Сидеть на полке мне было неудобно: сверток давил живот, и, тайком ощупав его, я обнаружил, что документы почему-то твердые и круглые, вроде золотых монет или перстней с камнями. Всю дорогу я не отлипал от окна и на каждой остановке выбегал прочитать название станции. Эх, и велики наши донские степи: казалось, год тянись на колесах — и не увидишь конца-края. За Воронежем, когда я стоял в тамбуре, с площадки ко мне шагнул дюжий бородатый верзила в опорках, жуликовато огляделся:

— А ну, пацан, дай-ка шапку померить. Он сунул мою кубанку себе за пазуху; я удивленно разинул рот. Босяк показал мне увесистый грязный кулак:

— Не хочешь, детка, вон туда, под колеса? Так завяжи язычок в узелок.

Однако скрыться в другой вагон бородач не успел: из-за моей спины внезапно выступил «отец», спокойно ему посоветовал:

— Примерил, а теперь отдай. У мальчишки вон уши замерзли.

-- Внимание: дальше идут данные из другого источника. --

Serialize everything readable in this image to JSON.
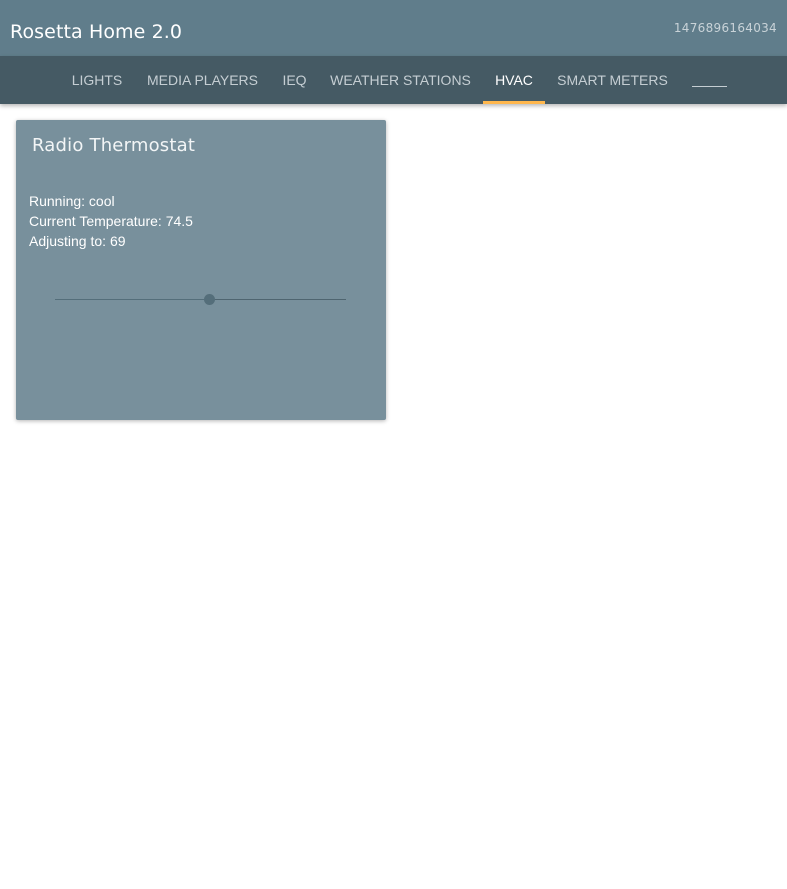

Босяк почесал затылок и разочарованно вернул мне шапку.

Новиковы следили за каждым моим шагом, и когда я сидел в уборной, «отец» где-нибудь поблизости курил папиросу и любовался природой. Но убегать с их драгоценностями я не собирался. Куда? К старшему брату в Урюпино? Или обратно в интернат? Заблужусь. Да и на улице меня все равно обобрали бы золоторотцы.

Скоро названые родители сами сняли с меня сверток: мы добрались до Киева, и лихач на дутых шинах покатил нас по широким асфальтовым улицам, обсаженным каштанами, мимо златоглавых монастырей, многоэтажных зданий и величественных памятников.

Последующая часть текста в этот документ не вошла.